In wake of conservative activist Candace Owens' testimony dismissing white nationalism as an issue, the Department of Homeland Security released a report proclaiming white terror a substantial national threat. 

Acting DHS Secretary Kevin McAleenan unveiled the department's new counterterrorism strategy that now considers white nationalism a threat. During a speech last Friday at the Brookings Institution in Washington, he said white terror stemming from white supremacist groups and ideologues threatens American values.  

The “continuing menace of racially-based violent extremism, particularly white supremacist extremism, is an abhorrent affront to our nation, the struggle and unity of its diverse population, and the core values of both our society and our department." 

McAleenan's thinking has been laid out in a 41-page report that piggybacks off the ideas presented by other experts in white nationalism and terror. Vice reports that the department has admitted to having inadequate data regarding white terror. So, to course-correct the issue, the department will rely on state and local agencies and academic and non-governmental organizations to collect data. 

Nearly a month after the El Paso shooting, the acting DHS secretary cited the shooter's motive to hunt and kill Latinx immigrants supposedly harming the American way of life.  

The DHS' decision to focus its counterterrorism efforts on white nationalism came at the same time Candace Owens claimed that white terrorism was not an issue.

Owens told members of Congress last week that "based on the hierarchy of what’s impacting minority Americans if I had to make a list of 100 things, white nationalism would not make the list.” 

“White supremacy and white nationalism is not a problem that is harming Black America,” she continued. 

Her most recent visit was only possible by a generous invite from Rep. Jim Jordan, R-Ohio. Earlier this year, Owens made similar statements regarding the Black community and white supremacy which dismissed the impact of systemic issues.  

Among the measures mentioned in the DHS report, the department will create fusion centers that combine intelligence hubs for federal, state and local law enforcement to combat domestic terrorism. Among the initiatives are those that aim to stop radicalization as well as decrease the spread of fake news and propaganda. 

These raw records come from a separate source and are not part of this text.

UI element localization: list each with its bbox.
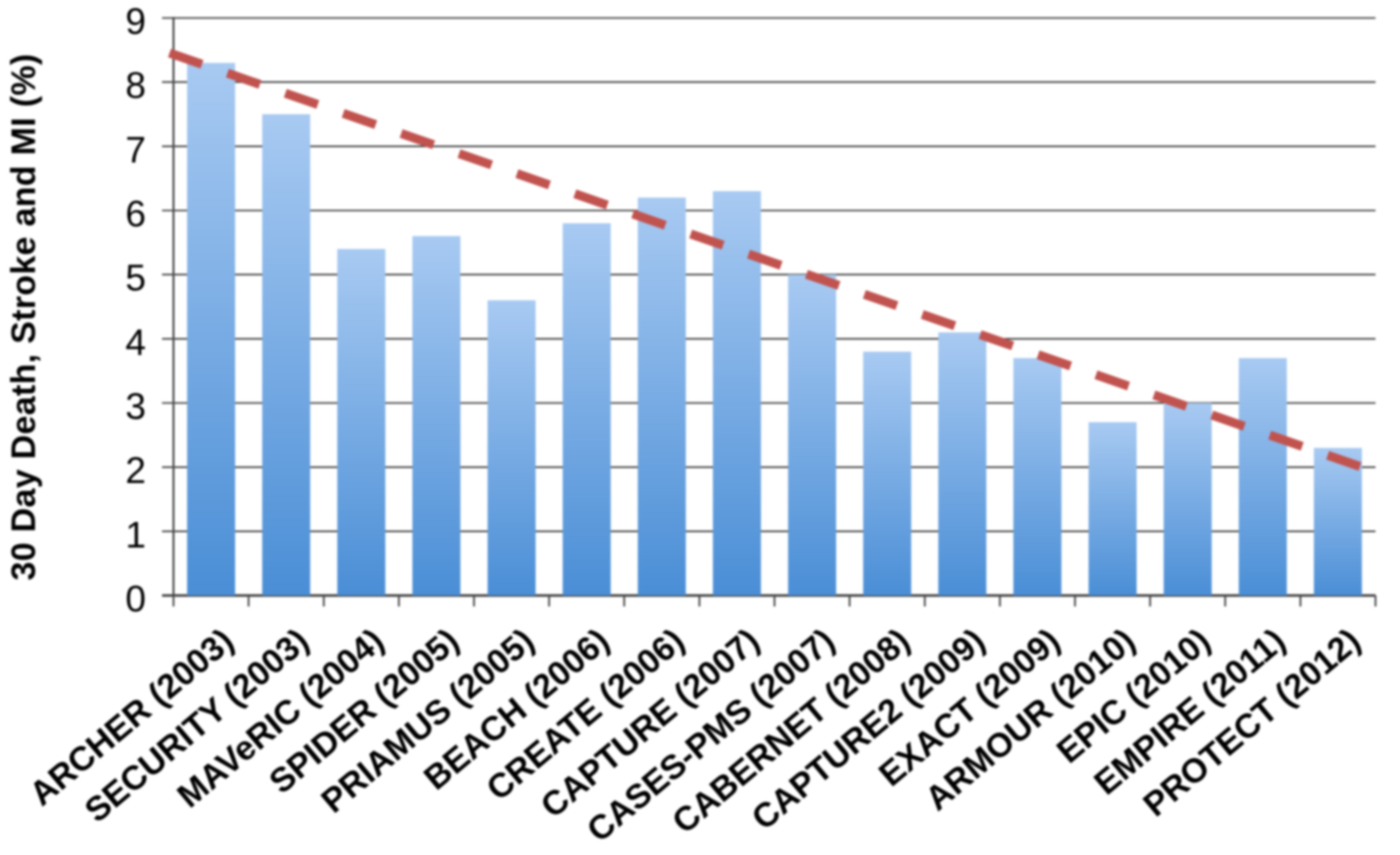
svg-text:3: 3 (125, 386, 146, 427)
svg-text:1: 1 (125, 514, 146, 555)
svg-text:9: 9 (125, 1, 146, 42)
svg-text:2: 2 (125, 450, 146, 491)
svg-text:30 Day Death, Stroke and MI (%: 30 Day Death, Stroke and MI (%) (5, 54, 43, 581)
svg-text:6: 6 (125, 194, 146, 235)
svg-text:4: 4 (125, 322, 146, 363)
svg-text:7: 7 (125, 129, 146, 170)
svg-text:5: 5 (125, 258, 146, 299)
svg-text:0: 0 (125, 579, 146, 620)
svg-text:8: 8 (125, 65, 146, 106)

“The United States faces an evolving threat environment and a threat of terrorism and targeted violence within our borders that is more diverse than at any time since the 9/11 attacks,” McAleenan said on Friday. “We are acutely aware of the growing threat from enemies, both foreign and domestic, who seek to incite violence in our nation’s youth, disenfranchised, and disaffected, in order to attack their fellow citizens.”